In Soboyede v. Commissioner,1 the United States Tax Court held that an attorney who lived in Minnesota could not deduct travel and lodging expenses associated with his work in Washington, DC. Despite residing in Minnesota, the Tax Court found that the taxpayer's principal place of business, and therefore his tax home, was Maryland. Accordingly, the taxpayer was not entitled to deduct Maryland lodging expenses that he reported on his Schedule C because he was not "away from home" within the meaning of § 162(a)(2) during that time.
The taxpayer is an attorney and is licensed to practice in both Minnesota and Washington, DC. In 2015, during the year at issue, he maintained solo law practices in Minnesota and in the Washington, DC area. Aside from a trip to Nigeria, the taxpayer divided his time in 2015 between these two locations.
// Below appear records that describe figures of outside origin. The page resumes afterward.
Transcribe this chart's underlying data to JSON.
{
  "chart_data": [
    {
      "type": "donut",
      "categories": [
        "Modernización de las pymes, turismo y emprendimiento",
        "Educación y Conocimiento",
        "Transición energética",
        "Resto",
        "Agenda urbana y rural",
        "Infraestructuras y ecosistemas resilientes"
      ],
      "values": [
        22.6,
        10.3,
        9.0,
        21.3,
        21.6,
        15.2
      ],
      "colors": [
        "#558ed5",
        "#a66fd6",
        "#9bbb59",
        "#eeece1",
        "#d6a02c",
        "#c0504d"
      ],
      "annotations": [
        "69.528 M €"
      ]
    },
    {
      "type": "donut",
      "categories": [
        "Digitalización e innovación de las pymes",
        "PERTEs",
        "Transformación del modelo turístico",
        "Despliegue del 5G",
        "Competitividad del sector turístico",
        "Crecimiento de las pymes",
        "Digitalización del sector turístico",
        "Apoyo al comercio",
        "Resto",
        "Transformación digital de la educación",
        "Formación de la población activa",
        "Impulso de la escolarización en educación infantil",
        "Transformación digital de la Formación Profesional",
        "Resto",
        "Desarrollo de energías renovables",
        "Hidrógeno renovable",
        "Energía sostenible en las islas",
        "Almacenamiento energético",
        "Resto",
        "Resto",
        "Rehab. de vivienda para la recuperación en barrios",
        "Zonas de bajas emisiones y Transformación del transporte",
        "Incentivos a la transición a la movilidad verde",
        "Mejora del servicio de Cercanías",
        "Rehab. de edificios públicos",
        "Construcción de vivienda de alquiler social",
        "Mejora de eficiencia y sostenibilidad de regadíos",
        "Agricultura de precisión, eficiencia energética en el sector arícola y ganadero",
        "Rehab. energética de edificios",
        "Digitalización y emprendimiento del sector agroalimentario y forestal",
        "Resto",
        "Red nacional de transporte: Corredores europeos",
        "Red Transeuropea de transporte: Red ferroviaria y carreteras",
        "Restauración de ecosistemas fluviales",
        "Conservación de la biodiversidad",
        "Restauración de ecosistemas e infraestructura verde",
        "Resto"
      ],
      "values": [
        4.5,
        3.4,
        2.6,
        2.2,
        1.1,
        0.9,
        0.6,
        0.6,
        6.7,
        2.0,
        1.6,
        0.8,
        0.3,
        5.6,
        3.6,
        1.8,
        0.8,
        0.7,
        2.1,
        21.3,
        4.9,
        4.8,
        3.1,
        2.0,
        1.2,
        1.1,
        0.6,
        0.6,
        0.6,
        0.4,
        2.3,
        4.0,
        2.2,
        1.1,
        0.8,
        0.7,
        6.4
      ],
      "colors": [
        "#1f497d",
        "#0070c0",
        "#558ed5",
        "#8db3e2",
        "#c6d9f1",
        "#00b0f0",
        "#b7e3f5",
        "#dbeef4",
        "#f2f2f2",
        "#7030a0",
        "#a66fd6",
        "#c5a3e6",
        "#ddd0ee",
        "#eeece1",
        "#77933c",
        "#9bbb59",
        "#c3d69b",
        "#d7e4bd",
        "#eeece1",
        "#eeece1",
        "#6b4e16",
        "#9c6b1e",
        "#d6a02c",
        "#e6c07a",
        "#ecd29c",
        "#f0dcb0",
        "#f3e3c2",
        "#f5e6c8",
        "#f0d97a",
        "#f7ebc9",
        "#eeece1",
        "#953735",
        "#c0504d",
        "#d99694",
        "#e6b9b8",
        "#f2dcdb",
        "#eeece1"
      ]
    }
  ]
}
In 2015 the taxpayer spent at least 161 days in the Washington, DC area, 54 nonworking days in Nigeria, and at least 115 days in Minnesota.
The attorney earned $38,548 in wages from work performed in the Washington, DC area and $7,582 from work performed in Minnesota. In addition, he included with the Form 1040 a Schedule C reporting income and expenses from his practice of law. On the Schedule C he reported gross income of $10,650 and total business expenses of $26,816, which produced a net loss of $16,166. Included as business expenses were travel and lodging expenses incurred in Maryland. Following an examination of the taxpayer's 2015 Form 1040, the IRS determined that the taxpayer either had failed to substantiate, or was not otherwise entitled to deduct, many of the expenses reported on the Schedule C. Thereafter, the IRS issued a notice of deficiency disallowing, in part, the taxpayer's travel and lodging expenses.
A taxpayer must satisfy the following requirements to deduct a travel-related expense under § 162: (1) the expense must be reasonable and not "lavish or extravagant under the circumstances"; (2) the expense must be incurred "while away from home"; and (3) the expense must be incurred in the pursuit of a trade or business.2 Moreover, taxpayers must establish through adequate records or other sufficient evidence (1) the amount of the travel expense; (2) the time and place of the travel; and (3) the business purpose of the travel expense.3
The taxpayer was able to substantiate most of his travel and lodging expenses. However, the IRS asserted that the taxpayer's Maryland lodging expenses had not been incurred while the petitioner was "away from home," as required by § 162(a)(2). Specifically, the IRS argued that Maryland, not Minnesota, represented the taxpayer's tax home in 2015. The Tax Court stated that a taxpayer's "tax home" for purposes of § 162(a)(2) generally "means the vicinity of the taxpayer's principal place of employment [or business] and not where his or her personal residence is located."4 To determine a taxpayer's "tax home," the taxpayer's principal place of business, the court considered the following factors: (1) where he spent more of his time; (2) where he engaged in greater business activity; and (3) where he derived a greater proportion of his income.5 The court analyzed the taxpayer's income by location and days worked and concluded that although the taxpayer's home was in Minnesota, he had earned a greater portion of his total income in the Washington, DC area during the year at issue. Accordingly, the court concluded that the taxpayer's principal place of business, and therefore his tax home during 2015, was Maryland. Thus, the taxpayer was not entitled to deduct his Maryland lodging expenses that he reported because he was not "away from home" within the meaning of § 162(a)(2) during that time.
1. T.C. Summ. Op. 2021-3
2. § 162(a)(2); see Comm'r v. Flowers, 326 U.S. 465, 470 (1946); see also Comm'r v. Heininger, 320 U.S. 467, 475 (1943) (explaining that whether an expenditure fulfills these conditions is generally a question of fact).
3. § 274(d).
4. Mitchell v. Comm'r, 74 T.C. 578, 581 (1980) (emphasis added).
5. See, e.g., Montgomery v. Comm'r, 64 T.C. 175, 179 (1975), aff'd, 532 F.2d 1088 (6th Cir. 1976).